Joshua has had a stellar year too.  He completed kindergarten with very good grades.  He is a social bug.  He loves to be the center of attention and often his personality allows him to achieve that.  Baseball was his sport of choice over the summer and this year, his team won the championship.  His team was amazing.  The children that played on his team all come from wonderful families and we had such a blast supporting these boys and girls.  The boy that never threw a ball before this season, became the "clean up hitter" by the end of the season.  This fall he is playing football.  This is a sport that I thought for sure would  be "too much work" for him.  I thought he would hate it.  I was wrong.  He loves it.  He works really hard and can't wait to have his first game this weekend.  Josh is so independent.  He has a hard time doing things any other way than his OWN way.  That's ok.  We hope that he uses this determination as he grows up to fight the temptations that will come before him.  We are so proud of him too.

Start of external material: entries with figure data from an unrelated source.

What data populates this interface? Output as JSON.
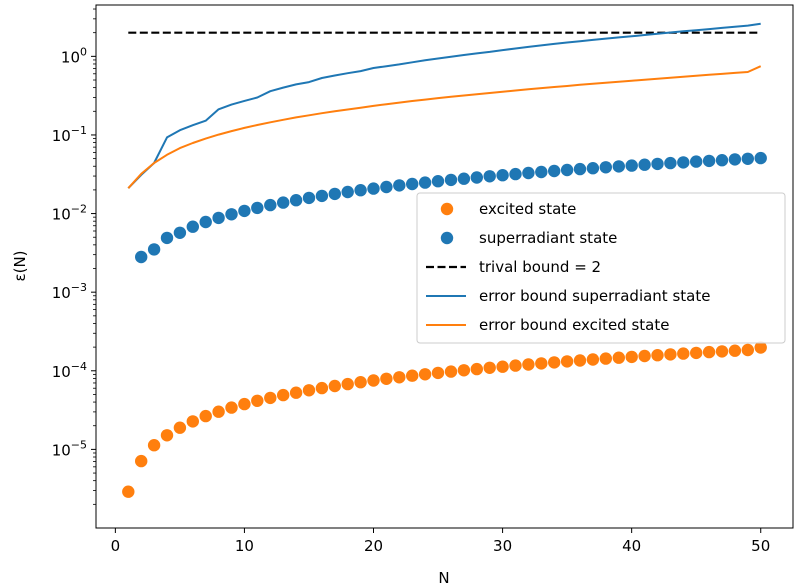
{
  "chart_data": {
    "type": "line",
    "title": "",
    "xlabel": "N",
    "ylabel": "ε(N)",
    "yscale": "log",
    "xlim": [
      -1.5,
      52.5
    ],
    "ylim": [
      1e-06,
      4.5
    ],
    "xticks": [
      0,
      10,
      20,
      30,
      40,
      50
    ],
    "xtick_labels": [
      "0",
      "10",
      "20",
      "30",
      "40",
      "50"
    ],
    "yticks": [
      1e-05,
      0.0001,
      0.001,
      0.01,
      0.1,
      1
    ],
    "ytick_labels": [
      {
        "base": "10",
        "exp": "−5"
      },
      {
        "base": "10",
        "exp": "−4"
      },
      {
        "base": "10",
        "exp": "−3"
      },
      {
        "base": "10",
        "exp": "−2"
      },
      {
        "base": "10",
        "exp": "−1"
      },
      {
        "base": "10",
        "exp": "0"
      }
    ],
    "grid": false,
    "legend_position": "center-right",
    "series": [
      {
        "name": "excited state",
        "kind": "scatter",
        "color": "#ff7f0e",
        "x": [
          1,
          2,
          3,
          4,
          5,
          6,
          7,
          8,
          9,
          10,
          11,
          12,
          13,
          14,
          15,
          16,
          17,
          18,
          19,
          20,
          21,
          22,
          23,
          24,
          25,
          26,
          27,
          28,
          29,
          30,
          31,
          32,
          33,
          34,
          35,
          36,
          37,
          38,
          39,
          40,
          41,
          42,
          43,
          44,
          45,
          46,
          47,
          48,
          49,
          50
        ],
        "y": [
          2.9e-06,
          7.1e-06,
          1.13e-05,
          1.51e-05,
          1.89e-05,
          2.27e-05,
          2.65e-05,
          3.02e-05,
          3.4e-05,
          3.77e-05,
          4.15e-05,
          4.52e-05,
          4.9e-05,
          5.27e-05,
          5.65e-05,
          6.02e-05,
          6.4e-05,
          6.77e-05,
          7.15e-05,
          7.52e-05,
          7.9e-05,
          8.27e-05,
          8.65e-05,
          9.02e-05,
          9.4e-05,
          9.77e-05,
          0.0001015,
          0.0001052,
          0.000109,
          0.0001127,
          0.0001165,
          0.0001202,
          0.000124,
          0.0001277,
          0.0001315,
          0.0001352,
          0.000139,
          0.0001427,
          0.0001465,
          0.0001502,
          0.000154,
          0.0001577,
          0.0001615,
          0.0001652,
          0.000169,
          0.0001727,
          0.0001765,
          0.0001802,
          0.000184,
          0.000198
        ]
      },
      {
        "name": "superradiant state",
        "kind": "scatter",
        "color": "#1f77b4",
        "x": [
          2,
          3,
          4,
          5,
          6,
          7,
          8,
          9,
          10,
          11,
          12,
          13,
          14,
          15,
          16,
          17,
          18,
          19,
          20,
          21,
          22,
          23,
          24,
          25,
          26,
          27,
          28,
          29,
          30,
          31,
          32,
          33,
          34,
          35,
          36,
          37,
          38,
          39,
          40,
          41,
          42,
          43,
          44,
          45,
          46,
          47,
          48,
          49,
          50
        ],
        "y": [
          0.0028,
          0.0035,
          0.0049,
          0.0057,
          0.0068,
          0.0078,
          0.0088,
          0.0098,
          0.0108,
          0.0118,
          0.0128,
          0.0138,
          0.0148,
          0.0158,
          0.0168,
          0.0178,
          0.0188,
          0.0198,
          0.0208,
          0.0218,
          0.0228,
          0.0238,
          0.0248,
          0.0258,
          0.0268,
          0.0278,
          0.0288,
          0.0298,
          0.0308,
          0.0318,
          0.0328,
          0.0338,
          0.0348,
          0.0358,
          0.0368,
          0.0378,
          0.0388,
          0.0398,
          0.0408,
          0.0418,
          0.0428,
          0.0438,
          0.0448,
          0.0458,
          0.0468,
          0.0478,
          0.0488,
          0.0498,
          0.0508
        ]
      },
      {
        "name": "trival bound = 2",
        "kind": "line",
        "dash": true,
        "color": "#000000",
        "x": [
          1,
          50
        ],
        "y": [
          2,
          2
        ]
      },
      {
        "name": "error bound superradiant state",
        "kind": "line",
        "color": "#1f77b4",
        "x": [
          1,
          2,
          3,
          4,
          5,
          6,
          7,
          8,
          9,
          10,
          11,
          12,
          13,
          14,
          15,
          16,
          17,
          18,
          19,
          20,
          21,
          22,
          23,
          24,
          25,
          26,
          27,
          28,
          29,
          30,
          31,
          32,
          33,
          34,
          35,
          36,
          37,
          38,
          39,
          40,
          41,
          42,
          43,
          44,
          45,
          46,
          47,
          48,
          49,
          50
        ],
        "y": [
          0.021,
          0.031,
          0.044,
          0.093,
          0.115,
          0.133,
          0.152,
          0.212,
          0.243,
          0.271,
          0.3,
          0.36,
          0.4,
          0.44,
          0.47,
          0.53,
          0.57,
          0.61,
          0.65,
          0.71,
          0.75,
          0.79,
          0.84,
          0.89,
          0.94,
          0.99,
          1.04,
          1.09,
          1.14,
          1.2,
          1.26,
          1.32,
          1.38,
          1.44,
          1.5,
          1.56,
          1.62,
          1.68,
          1.74,
          1.8,
          1.87,
          1.94,
          2.01,
          2.08,
          2.15,
          2.22,
          2.3,
          2.38,
          2.46,
          2.6
        ]
      },
      {
        "name": "error bound excited state",
        "kind": "line",
        "color": "#ff7f0e",
        "x": [
          1,
          2,
          3,
          4,
          5,
          6,
          7,
          8,
          9,
          10,
          11,
          12,
          13,
          14,
          15,
          16,
          17,
          18,
          19,
          20,
          21,
          22,
          23,
          24,
          25,
          26,
          27,
          28,
          29,
          30,
          31,
          32,
          33,
          34,
          35,
          36,
          37,
          38,
          39,
          40,
          41,
          42,
          43,
          44,
          45,
          46,
          47,
          48,
          49,
          50
        ],
        "y": [
          0.021,
          0.032,
          0.044,
          0.056,
          0.068,
          0.079,
          0.09,
          0.101,
          0.112,
          0.123,
          0.134,
          0.145,
          0.156,
          0.167,
          0.178,
          0.189,
          0.2,
          0.211,
          0.222,
          0.234,
          0.246,
          0.258,
          0.27,
          0.282,
          0.294,
          0.306,
          0.318,
          0.33,
          0.342,
          0.355,
          0.368,
          0.381,
          0.394,
          0.407,
          0.42,
          0.434,
          0.448,
          0.462,
          0.476,
          0.49,
          0.505,
          0.52,
          0.535,
          0.55,
          0.566,
          0.582,
          0.598,
          0.615,
          0.632,
          0.75
        ]
      }
    ]
  }
}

Dutch and I work hard to be good parents.  We spend all of our time with our kids and truly enjoy being with them.  We do things as a family and the biggest challenge this summer came when we had to separate to attend the kids events.  I call it "divide and conquer".  Those were the hardest days of our summer. The proudest moment came just last weekend.  Dutch was playing in a benefit softball tournament to raise money for a local scholarship fund.  Normally, It would be just Dutch playing.  But this year, he asked Megan to play on his team and later in the day, even invited Josh to play.  He was the only dad who allowed and WANTED his children to play on the team with him.  It was the first game that they all played on the same team.  I was so proud!